Aunque parezca ingenuo, uno desea que la Semana Mayor
haya servido para una reflexión entre las élites políticas y económicas de la
República, una reflexión cuyo resultado fuera una determinada voluntad para
fijarse objetivos a largo plazo.
En este espacio hemos insistido en que el diálogo
entre las élites económicas y políticas tendría que ser sobre ese gran tema:
¿qué México queremos para la siguiente generación?
Desafortunadamente, cada grupo de las élites tiene su
propia agenda, sea política, ideológica o política.
En esa agenda no figura ningún sacrificio.
El diálogo se ha convertido en algo imposible, cuando
se trata de objetivos a mediano y largo plazo, porque alcanzar esos objetivos
significa que cada uno de los grupos de las élites de la República tiene que
sacrificar algo.
Y nadie quiere sacrificar nada. Todos quieren que los
demás paguen el costo del desarrollo, que los demás paguen el costo del combate
a la inseguridad, o los costos de combatir la desigualdad y la pobreza.
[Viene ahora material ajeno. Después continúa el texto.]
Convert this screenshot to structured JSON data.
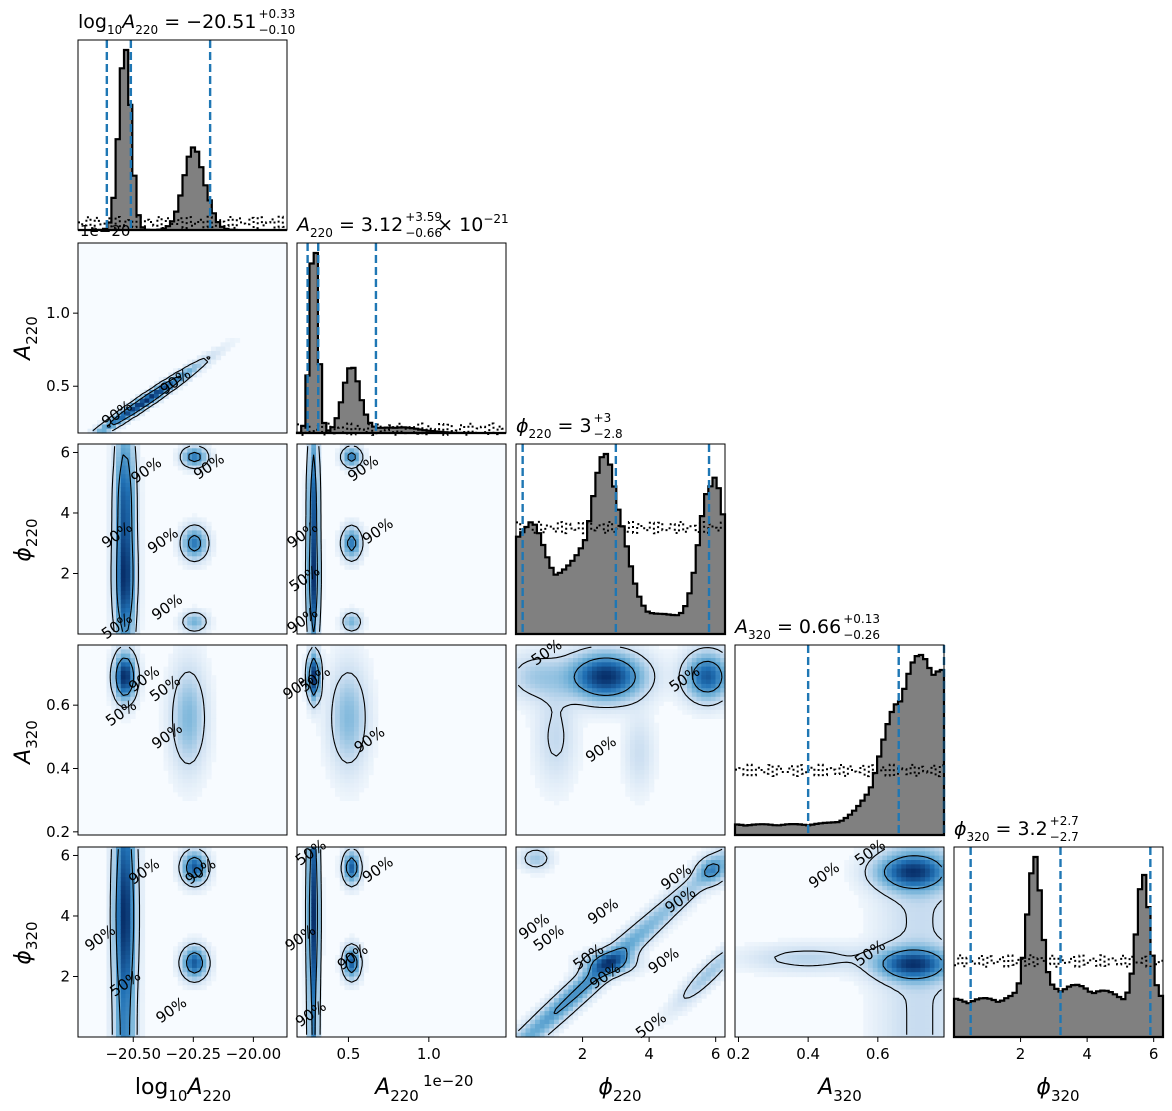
{
  "chart_data": {
    "type": "corner",
    "parameters": [
      {
        "key": "logA220",
        "symbol": "log",
        "sub1": "10",
        "mid": "A",
        "sub2": "220"
      },
      {
        "key": "A220",
        "symbol": "A",
        "sub": "220"
      },
      {
        "key": "phi220",
        "symbol": "ϕ",
        "sub": "220"
      },
      {
        "key": "A320",
        "symbol": "A",
        "sub": "320"
      },
      {
        "key": "phi320",
        "symbol": "ϕ",
        "sub": "320"
      }
    ],
    "titles": {
      "logA220": {
        "lhs": "log",
        "sub1": "10",
        "A": "A",
        "sub2": "220",
        "median": " = −20.51",
        "plus": "+0.33",
        "minus": "−0.10"
      },
      "A220": {
        "A": "A",
        "sub": "220",
        "median": " = 3.12",
        "plus": "+3.59",
        "minus": "−0.66",
        "times": " × 10",
        "exp": "−21"
      },
      "phi220": {
        "A": "ϕ",
        "sub": "220",
        "median": " = 3",
        "plus": "+3",
        "minus": "−2.8"
      },
      "A320": {
        "A": "A",
        "sub": "320",
        "median": " = 0.66",
        "plus": "+0.13",
        "minus": "−0.26"
      },
      "phi320": {
        "A": "ϕ",
        "sub": "320",
        "median": " = 3.2",
        "plus": "+2.7",
        "minus": "−2.7"
      }
    },
    "ranges": {
      "logA220": [
        -20.73,
        -19.86
      ],
      "A220": [
        0.18,
        1.48
      ],
      "phi220": [
        0.0,
        6.28
      ],
      "A320": [
        0.19,
        0.79
      ],
      "phi320": [
        0.0,
        6.28
      ]
    },
    "ticks": {
      "logA220": [
        -20.5,
        -20.25,
        -20.0
      ],
      "A220": [
        0.5,
        1.0
      ],
      "A220_y": [
        0.5,
        1.0
      ],
      "phi220": [
        2,
        4,
        6
      ],
      "A320": [
        0.2,
        0.4,
        0.6
      ],
      "A320_y": [
        0.2,
        0.4,
        0.6
      ],
      "phi320": [
        2,
        4,
        6
      ]
    },
    "tick_labels": {
      "logA220": [
        "−20.50",
        "−20.25",
        "−20.00"
      ],
      "A220": [
        "0.5",
        "1.0"
      ],
      "A220_y": [
        "0.5",
        "1.0"
      ],
      "phi220": [
        "2",
        "4",
        "6"
      ],
      "A320": [
        "0.2",
        "0.4",
        "0.6"
      ],
      "A320_y": [
        "0.2",
        "0.4",
        "0.6"
      ],
      "phi320": [
        "2",
        "4",
        "6"
      ]
    },
    "offset_text": "1e−20",
    "quantiles": {
      "logA220": [
        -20.61,
        -20.51,
        -20.18
      ],
      "A220": [
        0.246,
        0.312,
        0.671
      ],
      "phi220": [
        0.2,
        3.0,
        5.8
      ],
      "A320": [
        0.4,
        0.66,
        0.79
      ],
      "phi320": [
        0.5,
        3.2,
        5.9
      ]
    },
    "contour_levels": [
      "50%",
      "90%"
    ],
    "prior_style": "dotted",
    "colors": {
      "hist_fill": "#808080",
      "hist_edge": "#000000",
      "quantile": "#1f77b4",
      "density": "#08306b",
      "density_bg": "#f7fbff"
    }
  }
}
Por eso la República se ve inmersa en debates de
coyuntura, en debates por temas de corto, cortísimo plazo.
La incapacidad para que las élites de la República
coincidan en objetivos de largo plazo para la Nación es posiblemente la mejor
muestra de que la democracia liberal se les ha atragantado.
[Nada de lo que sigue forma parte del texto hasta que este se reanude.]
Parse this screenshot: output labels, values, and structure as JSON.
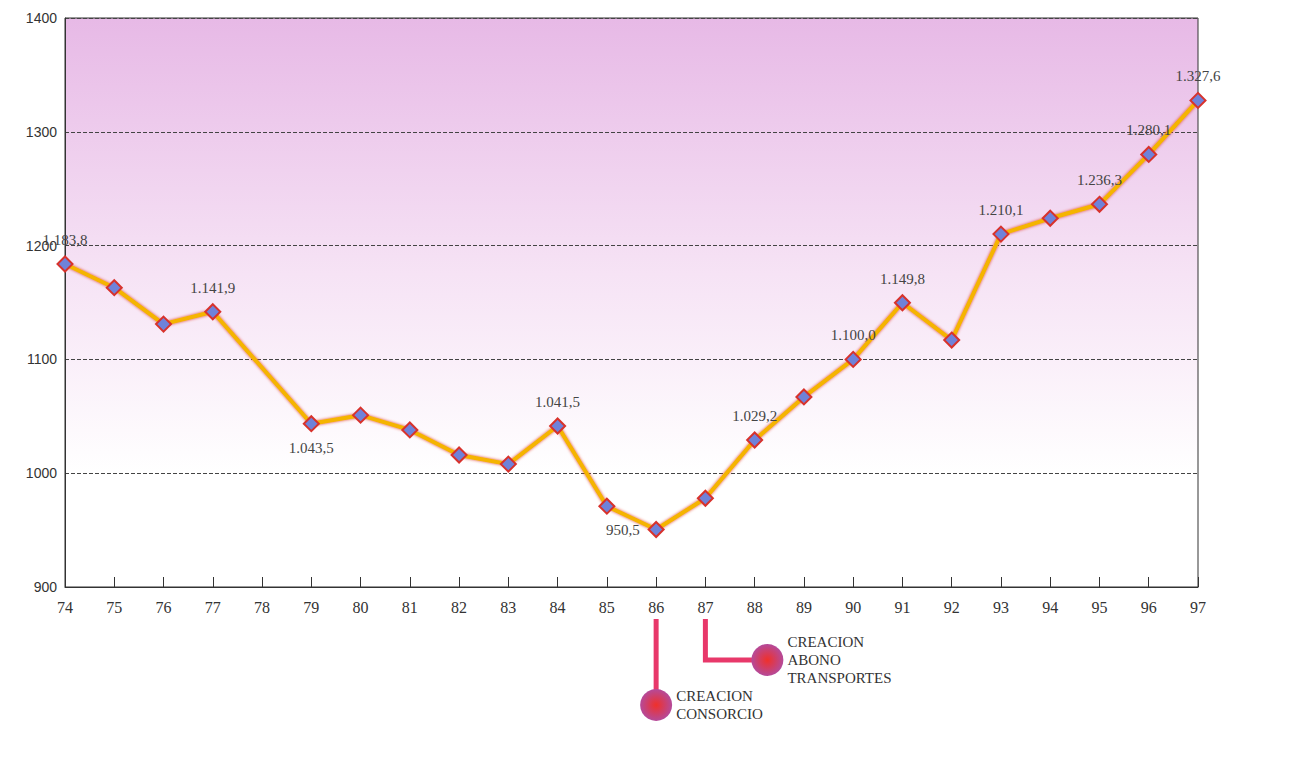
{
  "chart_data": {
    "type": "line",
    "categories": [
      "74",
      "75",
      "76",
      "77",
      "78",
      "79",
      "80",
      "81",
      "82",
      "83",
      "84",
      "85",
      "86",
      "87",
      "88",
      "89",
      "90",
      "91",
      "92",
      "93",
      "94",
      "95",
      "96",
      "97"
    ],
    "values": [
      1183.8,
      1163,
      1131,
      1141.9,
      null,
      1043.5,
      1051,
      1038,
      1016,
      1008,
      1041.5,
      971,
      950.5,
      978,
      1029.2,
      1067,
      1100.0,
      1149.8,
      1117,
      1210.1,
      1224,
      1236.3,
      1280.1,
      1327.6
    ],
    "value_labels": [
      "1.183,8",
      null,
      null,
      "1.141,9",
      null,
      "1.043,5",
      null,
      null,
      null,
      null,
      "1.041,5",
      null,
      "950,5",
      null,
      "1.029,2",
      null,
      "1.100,0",
      "1.149,8",
      null,
      "1.210,1",
      null,
      "1.236,3",
      "1.280,1",
      "1.327,6"
    ],
    "color": "#f5b400",
    "marker": "diamond",
    "ylim": [
      900,
      1400
    ],
    "yticks": [
      900,
      1000,
      1100,
      1200,
      1300,
      1400
    ],
    "grid": true,
    "data_labels": true,
    "annotations": [
      {
        "x": "86",
        "text": "CREACION CONSORCIO"
      },
      {
        "x": "87",
        "text": "CREACION ABONO TRANSPORTES"
      }
    ]
  }
}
Nos gusta disfrutar de las libertades que ofrece la
democracia liberal. Más aún, queremos más libertades.
Pero nadie habla de responsabilidades.
Nadie de las élites políticas y económicas asume su
responsabilidad en los males que afligen a las mayorías de la República.
Es más cómodo, como en las horas más tristes de
México, enfrascarnos en discusiones que nada resuelven, en debatir temas que,
al final de la jornada, no resuelven la desigualdad y la pobreza.
Quizá, como tantos pregonan, vivimos ya en una
democracia; pero lamentablemente te confirma aquella definición del difunto
Carlos Castillo Peraza: “… somos una democracia sin demócratas”.